Pengendali Narkoba Berstatus DPO
Kepala Bidang Hubungan Masyarakat Polda Metro Jaya, Kombes Budi Hermanto, menyatakan bahwa berdasarkan temuan awal, kedua pelaku yang telah diamankan beroperasi di bawah kendali seorang pengendali berinisial C. “Dari hasil penyelidikan sementara, diketahui bahwa kedua pelaku ini dikendalikan oleh seorang pengendali berinisial C yang saat ini berstatus DPO dan berada di luar negeri,” ujar Budi kepada wartawan pada Kamis (15/1/2026).
Dalam pengungkapan ini, penyidik Direktorat Narkoba Polda Metro Jaya berhasil menyita sejumlah barang bukti signifikan. Salah satunya adalah 30 liter etomidate, yang merupakan bahan baku utama untuk pembuatan vape narkoba. Pengungkapan laboratorium ini diperkirakan dapat menyelamatkan nyawa sekitar 15.000 orang dari ancaman penyalahgunaan narkotika.
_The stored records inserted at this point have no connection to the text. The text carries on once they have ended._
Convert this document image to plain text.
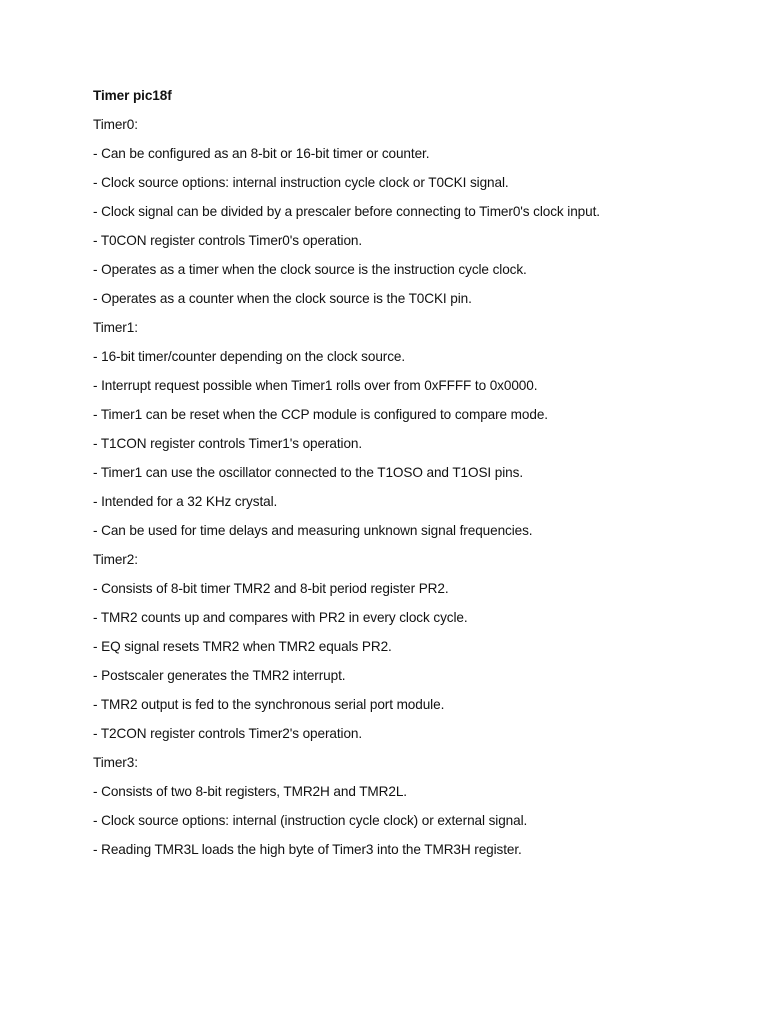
Timer pic18f

Timer0:

- Can be configured as an 8-bit or 16-bit timer or counter.

- Clock source options: internal instruction cycle clock or T0CKI signal.

- Clock signal can be divided by a prescaler before connecting to Timer0's clock input.

- T0CON register controls Timer0's operation.

- Operates as a timer when the clock source is the instruction cycle clock.

- Operates as a counter when the clock source is the T0CKI pin.

Timer1:

- 16-bit timer/counter depending on the clock source.

- Interrupt request possible when Timer1 rolls over from 0xFFFF to 0x0000.

- Timer1 can be reset when the CCP module is configured to compare mode.

- T1CON register controls Timer1's operation.

- Timer1 can use the oscillator connected to the T1OSO and T1OSI pins.

- Intended for a 32 KHz crystal.

- Can be used for time delays and measuring unknown signal frequencies.

Timer2:

- Consists of 8-bit timer TMR2 and 8-bit period register PR2.

- TMR2 counts up and compares with PR2 in every clock cycle.

- EQ signal resets TMR2 when TMR2 equals PR2.

- Postscaler generates the TMR2 interrupt.

- TMR2 output is fed to the synchronous serial port module.

- T2CON register controls Timer2's operation.

Timer3:

- Consists of two 8-bit registers, TMR2H and TMR2L.

- Clock source options: internal (instruction cycle clock) or external signal.

- Reading TMR3L loads the high byte of Timer3 into the TMR3H register.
Polda Metro Jaya juga mengimbau masyarakat untuk berperan aktif dalam melaporkan segala bentuk aktivitas mencurigakan di lingkungan masing-masing guna membantu memutus rantai peredaran narkoba.
Barang Bukti dan Kronologi Pengungkapan
“Barang bukti yang diamankan antara lain tabung laboratorium, alat suntik, timbangan digital, alat aduk kaca, bahan kimia, dan perlengkapan pendukung lainnya,” tambah Budi.
Kasus ini bermula dari informasi yang diterima oleh Bea Cukai Bandara Soekarno-Hatta mengenai adanya paket mencurigakan yang dikirim melalui jasa ekspedisi internasional. Paket tersebut berisi bahan narkotika dan peralatan laboratorium yang ditujukan ke sebuah lobi apartemen di Pluit.
Direktur Narkoba Polda Metro Jaya, Kombes Ahmad David, menjelaskan bahwa bahan baku etomidate yang digunakan dalam pembuatan cairan vape narkoba di laboratorium Pluit tersebut dikirim dari India. Pengiriman bahan tersebut dilakukan dengan cara dikamuflase dalam paket yang dikirim melalui udara. “Dikirim dari India. Dikamuflase pengiriman paket lewat udara,” ungkap Ahmad David saat dihubungi pada Selasa (13/1).
Cairan etomidate ini rencananya akan digunakan untuk produk vape atau rokok elektrik. Tersangka berinisial HW, yang merupakan warga negara China, diidentifikasi sebagai peracik utama dalam proses pembuatan cairan etomidate tersebut.